Cells capable of division may respond to stress by undergoing both hyperplasia and hypertrophy, whereas in nondividing cells (e.g., myocardial fibers), hypertrophy occurs.
Nuclei in hypertrophied cells may have a higher DNA content than in normal cells, probably because the cells arrest in the cell cycle without undergoing mitosis.
Hypertrophy can be physiologic or pathologic and is caused by increased functional demand or by specific hormonal stimulation.
Exemples
muscular hypertrophy
- The striated muscle cells in both the heart and the skeletal muscles are capable of tremendous hypertrophy, perhaps because they cannot adequately adapt to increased metabolic demands by mitotic division and production of more cells to share the work.
- The most common stimulus for hypertrophy of muscle is increased workload. For example, the bulging muscles of bodybuilders engaged in "pumping iron" result from an increase in size of the individual muscle fibers in response to increased demand.
- The workload is thus shared by a greater mass of cellular components, and each muscle fiber is spared excess work and so escapes injury.
- The enlarged muscle cell achieves a new equilibrium, permitting it to function at a higher level of activity.

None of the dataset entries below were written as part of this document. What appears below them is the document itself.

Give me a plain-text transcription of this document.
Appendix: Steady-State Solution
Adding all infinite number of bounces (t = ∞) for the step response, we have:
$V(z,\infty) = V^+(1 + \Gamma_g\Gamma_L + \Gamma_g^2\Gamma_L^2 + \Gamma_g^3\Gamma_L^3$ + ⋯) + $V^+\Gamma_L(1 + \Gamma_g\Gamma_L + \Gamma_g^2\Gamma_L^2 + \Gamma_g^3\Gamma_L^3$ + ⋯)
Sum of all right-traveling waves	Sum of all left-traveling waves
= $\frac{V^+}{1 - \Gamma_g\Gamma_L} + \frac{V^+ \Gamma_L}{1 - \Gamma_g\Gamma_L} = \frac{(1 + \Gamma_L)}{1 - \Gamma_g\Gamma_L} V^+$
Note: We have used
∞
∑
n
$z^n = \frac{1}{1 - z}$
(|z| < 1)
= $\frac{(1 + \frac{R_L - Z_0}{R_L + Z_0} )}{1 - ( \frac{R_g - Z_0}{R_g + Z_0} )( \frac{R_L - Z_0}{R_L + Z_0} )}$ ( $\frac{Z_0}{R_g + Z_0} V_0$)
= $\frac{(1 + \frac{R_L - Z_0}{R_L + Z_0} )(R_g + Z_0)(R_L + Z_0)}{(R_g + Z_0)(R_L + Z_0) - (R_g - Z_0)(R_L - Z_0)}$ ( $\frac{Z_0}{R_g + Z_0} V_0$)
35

- In the heart, the stimulus for hypertrophy is usually chronic hemodynamic overload, resulting from either hypertension or faulty valves. Synthesis of more proteins and filaments occurs, achieving a balance between the demand and the cell’s functional capacity.

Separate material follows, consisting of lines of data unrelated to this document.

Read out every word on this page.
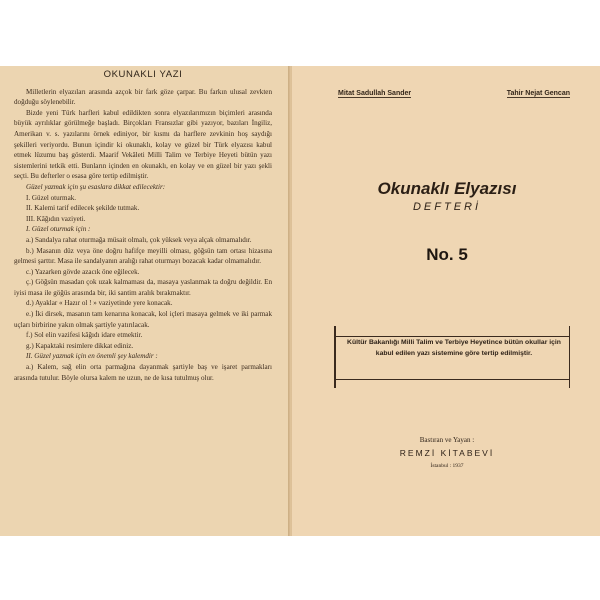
OKUNAKLI YAZI

Milletlerin elyazıları arasında azçok bir fark göze çarpar. Bu farkın ulusal zevkten doğduğu söylenebilir.

Bizde yeni Türk harfleri kabul edildikten sonra elyazılarımızın biçimleri arasında büyük ayrılıklar görülmeğe başladı. Birçokları Fransızlar gibi yazıyor, bazıları İngiliz, Amerikan v. s. yazılarını örnek ediniyor, bir kısmı da harflere zevkinin hoş saydığı şekilleri veriyordu. Bunun içindir ki okunaklı, kolay ve güzel bir Türk elyazısı kabul etmek lüzumu baş gösterdi. Maarif Vekâleti Milli Talim ve Terbiye Heyeti bütün yazı sistemlerini tetkik etti. Bunların içinden en okunaklı, en kolay ve en güzel bir yazı şekli seçti. Bu defterler o esasa göre tertip edilmiştir.

Güzel yazmak için şu esaslara dikkat edilecektir:

I. Güzel oturmak.

II. Kalemi tarif edilecek şekilde tutmak.

III. Kâğıdın vaziyeti.

I. Güzel oturmak için :

a.) Sandalya rahat oturmağa müsait olmalı, çok yüksek veya alçak olmamalıdır.

b.) Masanın düz veya öne doğru hafifçe meyilli olması, göğsün tam ortası hizasına gelmesi şarttır. Masa ile sandalyanın aralığı rahat oturmayı bozacak kadar olmamalıdır.

c.) Yazarken gövde azacık öne eğilecek.

ç.) Göğsün masadan çok uzak kalmaması da, masaya yaslanmak ta doğru değildir. En iyisi masa ile göğüs arasında bir, iki santim aralık bırakmaktır.

d.) Ayaklar « Hazır ol ! » vaziyetinde yere konacak.

e.) İki dirsek, masanın tam kenarına konacak, kol içleri masaya gelmek ve iki parmak uçları birbirine yakın olmak şartiyle yatırılacak.

f.) Sol elin vazifesi kâğıdı idare etmektir.

g.) Kapaktaki resimlere dikkat ediniz.

II. Güzel yazmak için en önemli şey kalemdir :

a.) Kalem, sağ elin orta parmağına dayanmak şartiyle baş ve işaret parmakları arasında tutulur. Böyle olursa kalem ne uzun, ne de kısa tutulmuş olur.

Mitat Sadullah Sander	Tahir Nejat Gencan
Okunaklı Elyazısı
DEFTERİ
No. 5
Kültür Bakanlığı Milli Talim ve Terbiye Heyetince bütün okullar için kabul edilen yazı sistemine göre tertip edilmiştir.
Bastıran ve Yayan :
REMZİ KİTABEVİ
İstanbul : 1937
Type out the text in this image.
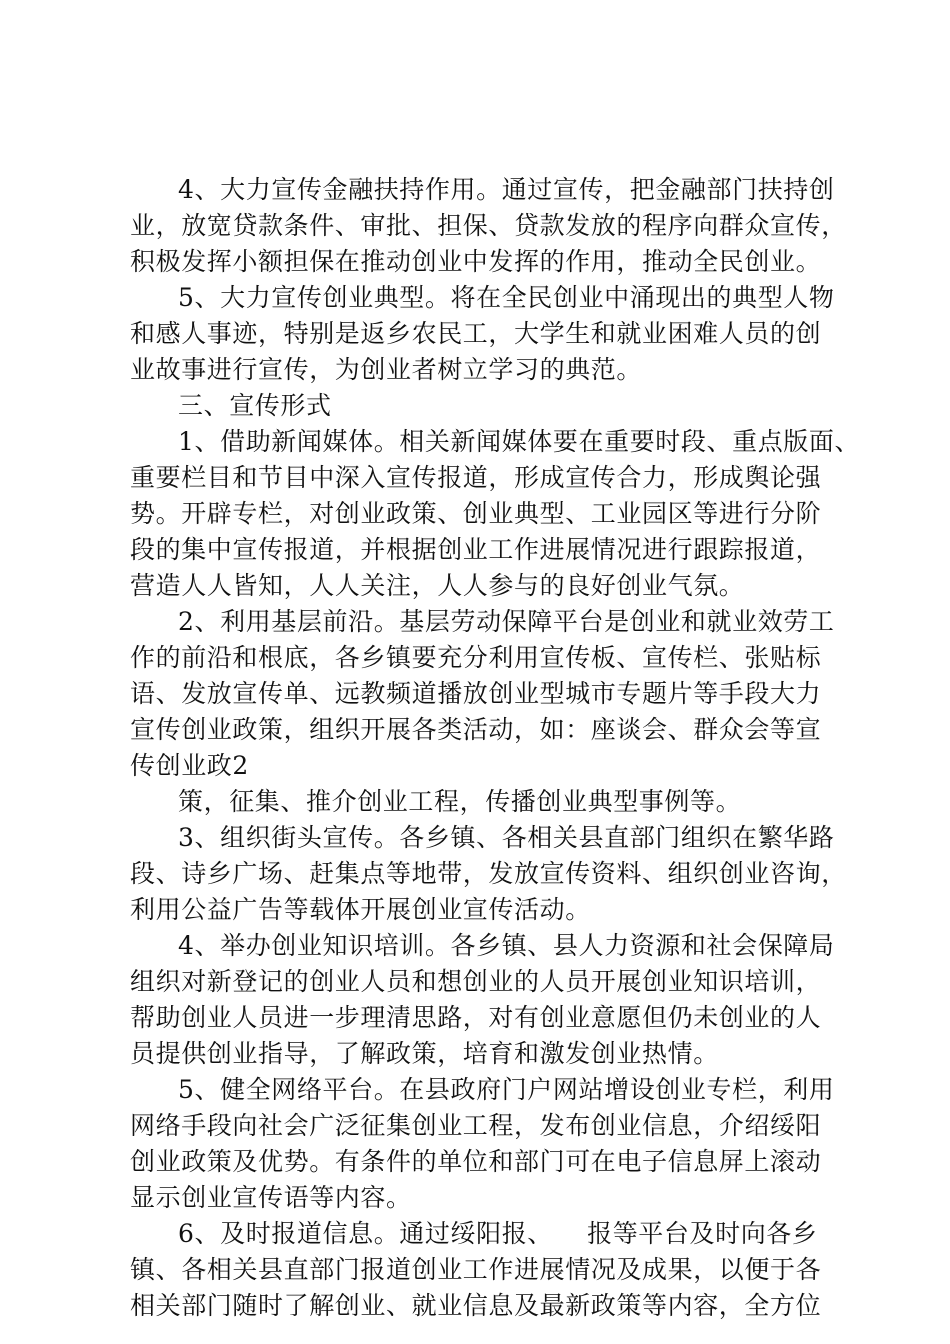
4、大力宣传金融扶持作用。通过宣传，把金融部门扶持创
业，放宽贷款条件、审批、担保、贷款发放的程序向群众宣传，
积极发挥小额担保在推动创业中发挥的作用，推动全民创业。
5、大力宣传创业典型。将在全民创业中涌现出的典型人物
和感人事迹，特别是返乡农民工，大学生和就业困难人员的创
业故事进行宣传，为创业者树立学习的典范。
三、宣传形式
1、借助新闻媒体。相关新闻媒体要在重要时段、重点版面、
重要栏目和节目中深入宣传报道，形成宣传合力，形成舆论强
势。开辟专栏，对创业政策、创业典型、工业园区等进行分阶
段的集中宣传报道，并根据创业工作进展情况进行跟踪报道，
营造人人皆知，人人关注，人人参与的良好创业气氛。
2、利用基层前沿。基层劳动保障平台是创业和就业效劳工
作的前沿和根底，各乡镇要充分利用宣传板、宣传栏、张贴标
语、发放宣传单、远教频道播放创业型城市专题片等手段大力
宣传创业政策，组织开展各类活动，如：座谈会、群众会等宣
传创业政2
策，征集、推介创业工程，传播创业典型事例等。
3、组织街头宣传。各乡镇、各相关县直部门组织在繁华路
段、诗乡广场、赶集点等地带，发放宣传资料、组织创业咨询，
利用公益广告等载体开展创业宣传活动。
4、举办创业知识培训。各乡镇、县人力资源和社会保障局
组织对新登记的创业人员和想创业的人员开展创业知识培训，
帮助创业人员进一步理清思路，对有创业意愿但仍未创业的人
员提供创业指导，了解政策，培育和激发创业热情。
5、健全网络平台。在县政府门户网站增设创业专栏，利用
网络手段向社会广泛征集创业工程，发布创业信息，介绍绥阳
创业政策及优势。有条件的单位和部门可在电子信息屏上滚动
显示创业宣传语等内容。
6、及时报道信息。通过绥阳报、    报等平台及时向各乡
镇、各相关县直部门报道创业工作进展情况及成果，以便于各
相关部门随时了解创业、就业信息及最新政策等内容，全方位
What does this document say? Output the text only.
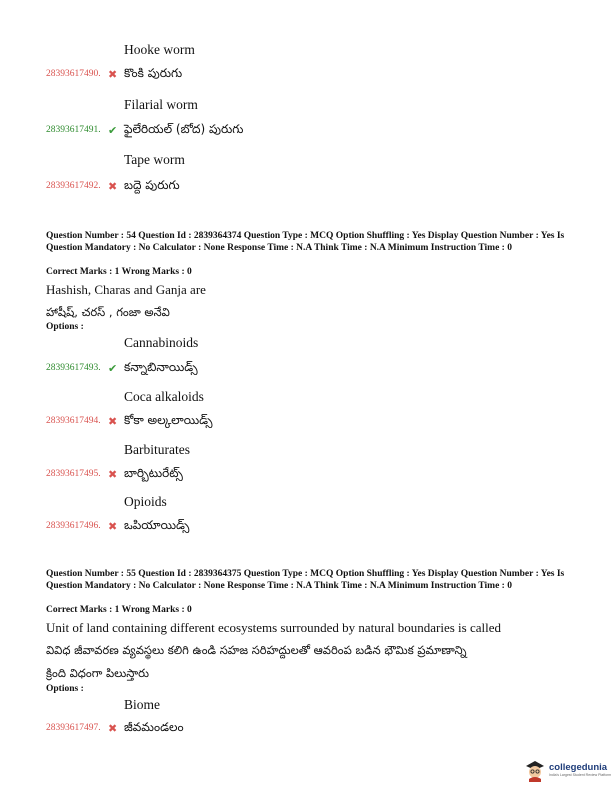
Hooke worm
28393617490. ✖ కొంకి పురుగు
Filarial worm
28393617491. ✔ ఫైలేరియల్ (బోద) పురుగు
Tape worm
28393617492. ✖ బద్దె పురుగు
Question Number : 54 Question Id : 2839364374 Question Type : MCQ Option Shuffling : Yes Display Question Number : Yes Is Question Mandatory : No Calculator : None Response Time : N.A Think Time : N.A Minimum Instruction Time : 0
Correct Marks : 1 Wrong Marks : 0
Hashish, Charas and Ganja are
హాషీష్, చరస్ , గంజా అనేవి
Options :
Cannabinoids
28393617493. ✔ కన్నాబినాయిడ్స్
Coca alkaloids
28393617494. ✖ కోకా అల్కలాయిడ్స్
Barbiturates
28393617495. ✖ బార్బిటురేట్స్
Opioids
28393617496. ✖ ఒపియాయిడ్స్
Question Number : 55 Question Id : 2839364375 Question Type : MCQ Option Shuffling : Yes Display Question Number : Yes Is Question Mandatory : No Calculator : None Response Time : N.A Think Time : N.A Minimum Instruction Time : 0
Correct Marks : 1 Wrong Marks : 0
Unit of land containing different ecosystems surrounded by natural boundaries is called
వివిధ జీవావరణ వ్యవస్థలు కలిగి ఉండి సహజ సరిహద్దులతో ఆవరింప బడిన భౌమిక ప్రమాణాన్ని
క్రింది విధంగా పిలుస్తారు
Options :
Biome
28393617497. ✖ జీవమండలం
collegedunia
India's Largest Student Review Platform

- The greater number of myofilaments per cell permits an increased workload with a level of metabolic activity per unit volume of cell not different from that borne by the normal cell.
endometrial mucosa in pregnancy
- The massive physiologic growth of the uterus during pregnancy is a good example of hormone-induced increase in the size of an organ that results from both hypertrophy and hyperplasia.
- The cellular hypertrophy is stimulated by estrogenic hormones acting on smooth muscle estrogen receptors, eventually resulting in increased synthesis of smooth muscle proteins and an increase in cell size.
- Similarly, prolactin and estrogen cause hypertrophy of the breasts during lactation. These are examples of physiologic hypertrophy induced by hormonal stimulation.
Although the traditional view of cardiac and skeletal muscle is that these tissues are incapable of proliferation and, therefore, their enlargement is entirely a result of hypertrophy, recent data suggest that even these cell types are capable of limited proliferation as well as repopulation from precursors. This view emphasizes the concept, mentioned earlier, that hyperplasia and hypertrophy often occur concomitantly during the responses of tissues and organs to increased stress and cell loss.